私が携わった開発では、NIOSU+UART以外にも、FPGA内にオリジナルの回路を組み込んでいるため、NIOSUで動かすプログラムのデバッグとFPGA内のオリジナル回路のデバッグをする必要があります。
本来は、FPGAのデバッグが終わってからプログラムのデバッグを実施したかったのですが、プログラムのデバッグを始める段階ではFPGAの回路をデバッグしている最中で実機を使える状況ではありませんでした。
今回のシステムは、NIOSUと標準ペリフェラルがあればプログラムのデバッグができる内容だったため、市販されているFPGAボードにNIOSUシステムを構築してデバッグを行いました。
市販ボードのUART数が実際の環境と異なりましたが、開発ツールでハードの違いを吸収することができるので、基板の変化によるソフト変更は、大きな手間になりませんでした。
マイコンの場合は、CPUコアが同じでもペリフェラルが違う複数のシリーズに分かれており、市販されているボードも実際に利用するマイコンと同じシリーズとは限りません。
このため、マイコンのシリーズの違いを吸収するために、マイコンの初期化処理の修正やデバイスドライバの修正など経験的には、大きな手間がかかります。

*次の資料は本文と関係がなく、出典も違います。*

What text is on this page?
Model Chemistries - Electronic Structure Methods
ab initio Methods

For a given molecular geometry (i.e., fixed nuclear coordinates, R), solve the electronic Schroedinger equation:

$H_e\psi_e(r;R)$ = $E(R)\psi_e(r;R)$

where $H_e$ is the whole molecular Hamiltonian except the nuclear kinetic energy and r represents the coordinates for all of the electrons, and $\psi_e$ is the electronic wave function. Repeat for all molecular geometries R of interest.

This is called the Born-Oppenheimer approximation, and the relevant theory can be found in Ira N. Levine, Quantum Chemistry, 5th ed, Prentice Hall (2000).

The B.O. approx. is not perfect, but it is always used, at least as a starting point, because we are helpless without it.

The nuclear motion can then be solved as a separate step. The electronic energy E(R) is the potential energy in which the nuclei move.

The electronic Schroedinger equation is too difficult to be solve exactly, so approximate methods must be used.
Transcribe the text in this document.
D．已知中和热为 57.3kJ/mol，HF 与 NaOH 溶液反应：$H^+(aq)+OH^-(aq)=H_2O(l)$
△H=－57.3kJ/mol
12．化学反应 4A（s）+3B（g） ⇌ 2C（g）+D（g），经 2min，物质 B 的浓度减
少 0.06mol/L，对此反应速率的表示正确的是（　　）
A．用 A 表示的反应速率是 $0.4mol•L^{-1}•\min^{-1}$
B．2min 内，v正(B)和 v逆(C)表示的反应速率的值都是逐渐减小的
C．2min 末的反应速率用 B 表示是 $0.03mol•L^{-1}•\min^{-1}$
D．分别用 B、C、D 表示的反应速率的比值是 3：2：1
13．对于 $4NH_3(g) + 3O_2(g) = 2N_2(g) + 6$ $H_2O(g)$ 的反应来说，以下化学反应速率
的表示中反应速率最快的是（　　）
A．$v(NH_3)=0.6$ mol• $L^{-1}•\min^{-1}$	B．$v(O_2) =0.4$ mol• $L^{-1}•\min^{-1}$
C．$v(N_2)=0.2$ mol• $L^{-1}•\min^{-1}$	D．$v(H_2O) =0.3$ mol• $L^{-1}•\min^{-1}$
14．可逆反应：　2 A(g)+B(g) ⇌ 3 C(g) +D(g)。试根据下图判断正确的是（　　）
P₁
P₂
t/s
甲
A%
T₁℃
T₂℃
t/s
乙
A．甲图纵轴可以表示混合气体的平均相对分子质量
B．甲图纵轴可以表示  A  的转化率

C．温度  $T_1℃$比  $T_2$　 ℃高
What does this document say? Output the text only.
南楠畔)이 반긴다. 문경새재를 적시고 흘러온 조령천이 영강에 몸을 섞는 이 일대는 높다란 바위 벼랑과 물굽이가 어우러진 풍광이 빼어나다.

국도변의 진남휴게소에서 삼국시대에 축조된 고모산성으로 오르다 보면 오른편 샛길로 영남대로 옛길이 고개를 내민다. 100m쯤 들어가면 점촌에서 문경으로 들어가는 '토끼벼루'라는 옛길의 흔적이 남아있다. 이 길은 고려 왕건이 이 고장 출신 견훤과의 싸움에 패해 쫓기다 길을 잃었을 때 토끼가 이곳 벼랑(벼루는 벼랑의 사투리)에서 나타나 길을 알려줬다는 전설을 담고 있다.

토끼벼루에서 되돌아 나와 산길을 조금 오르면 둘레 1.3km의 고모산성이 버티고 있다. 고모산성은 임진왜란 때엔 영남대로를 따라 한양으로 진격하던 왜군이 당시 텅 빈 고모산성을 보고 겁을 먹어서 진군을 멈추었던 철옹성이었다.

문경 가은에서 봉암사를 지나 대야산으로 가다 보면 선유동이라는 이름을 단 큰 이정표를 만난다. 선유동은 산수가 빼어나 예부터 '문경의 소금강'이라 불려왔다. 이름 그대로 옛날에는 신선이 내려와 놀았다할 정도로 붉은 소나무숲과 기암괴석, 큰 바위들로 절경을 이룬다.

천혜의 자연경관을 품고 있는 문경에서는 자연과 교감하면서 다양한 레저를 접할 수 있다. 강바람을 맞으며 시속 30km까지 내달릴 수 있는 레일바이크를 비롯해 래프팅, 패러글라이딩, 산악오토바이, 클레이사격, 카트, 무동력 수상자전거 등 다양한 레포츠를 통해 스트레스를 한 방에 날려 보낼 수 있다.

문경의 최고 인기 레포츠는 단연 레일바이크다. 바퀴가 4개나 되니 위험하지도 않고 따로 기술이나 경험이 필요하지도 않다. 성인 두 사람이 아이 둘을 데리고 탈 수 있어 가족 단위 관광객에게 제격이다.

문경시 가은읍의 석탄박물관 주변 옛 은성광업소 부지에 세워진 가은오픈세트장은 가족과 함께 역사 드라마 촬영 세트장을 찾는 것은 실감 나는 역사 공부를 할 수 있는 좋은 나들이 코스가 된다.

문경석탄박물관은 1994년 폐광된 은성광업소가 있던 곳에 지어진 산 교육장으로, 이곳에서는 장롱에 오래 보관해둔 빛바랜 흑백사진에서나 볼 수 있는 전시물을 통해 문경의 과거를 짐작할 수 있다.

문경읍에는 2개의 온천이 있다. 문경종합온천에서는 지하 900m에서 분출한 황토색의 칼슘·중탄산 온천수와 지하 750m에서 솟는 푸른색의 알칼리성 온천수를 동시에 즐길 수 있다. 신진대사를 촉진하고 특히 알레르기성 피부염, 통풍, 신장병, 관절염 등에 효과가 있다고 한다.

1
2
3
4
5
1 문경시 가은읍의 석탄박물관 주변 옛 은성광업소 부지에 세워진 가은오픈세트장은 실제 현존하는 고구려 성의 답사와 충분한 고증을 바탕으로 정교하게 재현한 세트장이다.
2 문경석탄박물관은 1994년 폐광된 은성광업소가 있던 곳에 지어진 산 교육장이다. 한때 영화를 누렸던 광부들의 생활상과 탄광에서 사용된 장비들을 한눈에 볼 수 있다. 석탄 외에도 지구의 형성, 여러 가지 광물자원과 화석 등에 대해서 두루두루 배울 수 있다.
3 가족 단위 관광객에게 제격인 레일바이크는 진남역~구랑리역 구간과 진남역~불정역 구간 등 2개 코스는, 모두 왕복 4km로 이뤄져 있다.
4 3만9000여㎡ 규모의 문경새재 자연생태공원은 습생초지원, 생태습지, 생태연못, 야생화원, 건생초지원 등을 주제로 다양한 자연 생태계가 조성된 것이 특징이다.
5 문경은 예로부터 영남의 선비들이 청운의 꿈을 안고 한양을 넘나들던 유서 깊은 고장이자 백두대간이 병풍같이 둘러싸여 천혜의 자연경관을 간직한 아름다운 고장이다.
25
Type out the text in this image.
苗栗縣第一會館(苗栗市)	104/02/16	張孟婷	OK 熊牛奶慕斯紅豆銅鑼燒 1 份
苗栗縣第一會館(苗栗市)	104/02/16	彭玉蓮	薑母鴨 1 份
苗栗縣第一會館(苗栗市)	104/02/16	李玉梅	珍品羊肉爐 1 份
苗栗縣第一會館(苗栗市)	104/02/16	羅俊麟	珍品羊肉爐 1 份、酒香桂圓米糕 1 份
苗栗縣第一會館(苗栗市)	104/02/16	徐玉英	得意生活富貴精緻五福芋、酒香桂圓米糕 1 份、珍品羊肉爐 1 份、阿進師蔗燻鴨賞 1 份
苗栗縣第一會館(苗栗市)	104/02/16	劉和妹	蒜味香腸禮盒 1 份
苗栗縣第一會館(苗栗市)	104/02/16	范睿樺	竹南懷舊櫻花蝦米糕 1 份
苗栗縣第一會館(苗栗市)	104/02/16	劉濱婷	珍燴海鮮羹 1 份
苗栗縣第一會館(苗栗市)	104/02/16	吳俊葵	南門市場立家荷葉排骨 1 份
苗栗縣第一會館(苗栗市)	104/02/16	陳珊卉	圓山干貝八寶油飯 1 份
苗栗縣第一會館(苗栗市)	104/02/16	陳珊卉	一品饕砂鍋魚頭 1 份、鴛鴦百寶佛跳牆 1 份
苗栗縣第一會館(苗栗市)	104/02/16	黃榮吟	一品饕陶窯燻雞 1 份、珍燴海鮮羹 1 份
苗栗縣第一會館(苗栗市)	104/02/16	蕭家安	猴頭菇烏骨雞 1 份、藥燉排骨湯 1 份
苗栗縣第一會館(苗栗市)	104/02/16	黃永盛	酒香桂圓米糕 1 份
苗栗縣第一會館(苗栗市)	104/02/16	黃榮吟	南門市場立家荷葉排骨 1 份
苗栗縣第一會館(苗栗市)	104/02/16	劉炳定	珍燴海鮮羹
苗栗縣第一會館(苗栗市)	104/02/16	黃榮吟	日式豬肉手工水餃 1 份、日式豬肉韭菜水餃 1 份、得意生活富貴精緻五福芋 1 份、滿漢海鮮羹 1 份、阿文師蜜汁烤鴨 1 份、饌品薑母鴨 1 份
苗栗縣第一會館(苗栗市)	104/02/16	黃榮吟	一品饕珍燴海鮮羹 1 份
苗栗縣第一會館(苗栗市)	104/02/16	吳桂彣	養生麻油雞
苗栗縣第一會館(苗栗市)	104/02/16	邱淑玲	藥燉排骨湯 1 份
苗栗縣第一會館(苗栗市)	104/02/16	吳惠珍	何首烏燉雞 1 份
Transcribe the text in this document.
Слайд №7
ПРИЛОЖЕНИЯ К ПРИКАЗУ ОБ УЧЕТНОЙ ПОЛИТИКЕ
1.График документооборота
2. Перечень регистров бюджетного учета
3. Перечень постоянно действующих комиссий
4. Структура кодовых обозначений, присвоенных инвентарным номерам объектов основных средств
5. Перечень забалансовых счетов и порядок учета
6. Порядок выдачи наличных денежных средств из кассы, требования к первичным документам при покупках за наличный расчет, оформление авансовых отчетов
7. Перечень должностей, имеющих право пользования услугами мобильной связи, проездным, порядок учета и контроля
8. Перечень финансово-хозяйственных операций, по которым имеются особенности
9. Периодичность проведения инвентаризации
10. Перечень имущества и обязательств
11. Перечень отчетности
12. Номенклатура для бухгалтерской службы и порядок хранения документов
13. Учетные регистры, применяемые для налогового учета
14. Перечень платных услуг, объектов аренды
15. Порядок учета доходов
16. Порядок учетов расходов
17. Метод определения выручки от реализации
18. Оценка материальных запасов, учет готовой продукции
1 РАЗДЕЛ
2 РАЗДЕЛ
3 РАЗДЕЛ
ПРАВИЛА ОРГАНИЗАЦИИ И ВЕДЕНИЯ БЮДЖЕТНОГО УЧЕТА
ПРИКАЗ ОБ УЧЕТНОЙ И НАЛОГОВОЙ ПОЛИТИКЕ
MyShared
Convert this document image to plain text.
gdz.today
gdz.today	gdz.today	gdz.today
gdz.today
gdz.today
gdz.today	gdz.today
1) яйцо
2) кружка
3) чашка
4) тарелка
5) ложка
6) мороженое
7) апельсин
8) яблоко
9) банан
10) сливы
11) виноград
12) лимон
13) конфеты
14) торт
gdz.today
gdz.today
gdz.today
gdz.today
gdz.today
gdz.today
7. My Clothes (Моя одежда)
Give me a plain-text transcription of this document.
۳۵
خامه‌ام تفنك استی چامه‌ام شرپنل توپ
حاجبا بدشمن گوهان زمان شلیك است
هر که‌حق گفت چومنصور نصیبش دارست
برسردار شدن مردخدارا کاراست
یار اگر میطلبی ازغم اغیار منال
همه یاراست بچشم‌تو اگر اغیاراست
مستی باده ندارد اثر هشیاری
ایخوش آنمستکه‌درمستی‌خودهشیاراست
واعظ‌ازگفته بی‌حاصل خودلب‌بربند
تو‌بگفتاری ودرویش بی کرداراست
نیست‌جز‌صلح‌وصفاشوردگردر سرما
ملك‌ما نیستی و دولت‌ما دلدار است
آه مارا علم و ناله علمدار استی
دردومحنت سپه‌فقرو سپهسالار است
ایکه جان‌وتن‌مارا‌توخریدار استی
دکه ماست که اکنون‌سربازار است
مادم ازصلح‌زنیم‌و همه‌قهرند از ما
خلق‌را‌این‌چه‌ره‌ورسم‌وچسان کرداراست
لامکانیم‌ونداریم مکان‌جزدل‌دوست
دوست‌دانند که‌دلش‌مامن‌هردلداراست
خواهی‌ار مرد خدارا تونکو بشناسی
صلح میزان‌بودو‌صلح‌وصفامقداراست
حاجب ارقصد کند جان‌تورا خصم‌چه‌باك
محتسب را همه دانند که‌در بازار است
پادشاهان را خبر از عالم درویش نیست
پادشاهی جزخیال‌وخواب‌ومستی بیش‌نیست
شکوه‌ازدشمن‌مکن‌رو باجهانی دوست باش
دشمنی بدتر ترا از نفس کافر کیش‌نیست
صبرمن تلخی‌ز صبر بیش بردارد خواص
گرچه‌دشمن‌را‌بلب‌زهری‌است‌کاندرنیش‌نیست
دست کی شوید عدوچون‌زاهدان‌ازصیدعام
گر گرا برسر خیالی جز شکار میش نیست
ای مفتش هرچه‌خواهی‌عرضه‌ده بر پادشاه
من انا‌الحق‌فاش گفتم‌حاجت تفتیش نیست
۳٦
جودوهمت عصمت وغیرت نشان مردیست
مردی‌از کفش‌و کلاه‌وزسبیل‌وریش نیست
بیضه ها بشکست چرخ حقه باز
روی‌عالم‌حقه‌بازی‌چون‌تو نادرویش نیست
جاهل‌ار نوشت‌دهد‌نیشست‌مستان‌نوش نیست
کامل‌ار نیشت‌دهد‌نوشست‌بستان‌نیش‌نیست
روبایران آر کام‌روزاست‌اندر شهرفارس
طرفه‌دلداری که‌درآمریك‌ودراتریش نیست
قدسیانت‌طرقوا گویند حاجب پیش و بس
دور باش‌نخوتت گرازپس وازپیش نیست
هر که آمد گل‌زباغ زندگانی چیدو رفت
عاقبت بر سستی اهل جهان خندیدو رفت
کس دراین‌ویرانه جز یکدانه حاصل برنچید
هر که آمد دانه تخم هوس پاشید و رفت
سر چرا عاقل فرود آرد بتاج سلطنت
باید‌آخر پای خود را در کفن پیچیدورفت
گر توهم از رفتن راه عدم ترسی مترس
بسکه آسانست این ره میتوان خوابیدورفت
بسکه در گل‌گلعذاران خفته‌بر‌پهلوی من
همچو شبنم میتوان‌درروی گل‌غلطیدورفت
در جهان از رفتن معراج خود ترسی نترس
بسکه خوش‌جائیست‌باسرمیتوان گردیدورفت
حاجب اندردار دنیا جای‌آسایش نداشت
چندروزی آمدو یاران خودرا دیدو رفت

開発対象の基板でなくても、簡単にNIOSUシステムを構築して、プログラム開発を進められるという点は、FPGAを使った開発の特徴の一つと言えます。
また、最近のLSIはピンのピッチが狭いために、測定器の接続が困難になることが増えています。
今回の開発では、デバック用の基板にだけ、テストピンを準備してロジックアナライザなどの測定器を簡単に接続できるように基板を作ってもらっていました。
このテストピンの出力をロジックアナライザで測定することにより、割り込み処理時間や関数呼び出しの確認に利用しプログラムの品質向上に役立てることができます。
さらに、プログラムのデバッグだけではなくFPGA内で利用している信号をテストピンに接続してFPGAの外へ引き出すことでハードとソフトの動作タイミングの確認にも利用することが出来ました。
テストピンの用途を切り替えるためにはFPGAの回路を書き換える必要がありますが、1つの端子の出力を自由に切り替えることができる点もFPGAを使った開発のメリットだと思いました。
図5.送信データをテストピンに分岐する回路
本技術レポートでは、FPGAとNIOSUを使ったシステムのソフト開発の手順を中心に紹介しました。
私が経験して感じたマイコンとFPGAの違いは以下のとおりです。
項目 | マイコンを使った開発の場合 | FPGAを使った開発の場合 |
---|---|---|
ペリフェラル | CPUごとに固定 | 変更が可能で、オリジナルで作成することも可能。 |
デバイスドライバ | システムに合わせて、作成する必要がある | システムに合わせたペリフェラルの設定をすることでツールがデバイスドライバを自動生成する |
信号測定 | テストピンを準備することは可能だが、事前に割り当てる信号を決める必要がある | テストピンへの出力内容をFPGAの設定で変えることができる |
表2.マイコンとFPGAの違い
ペリフェラル登録、回路作成、ピンアサインといったマイコンを使った組み込み開発には必要ない作業もあるため、最初は慣れないかもしれませんが、簡単な回路であれば、慣れない作業であったとしても組み込み開発よりも立ち上げが早くできます。
本メルマガでは、基本的な開発の流れしか紹介できませんでしたが、組み込み開発との違いが伝わればと思います。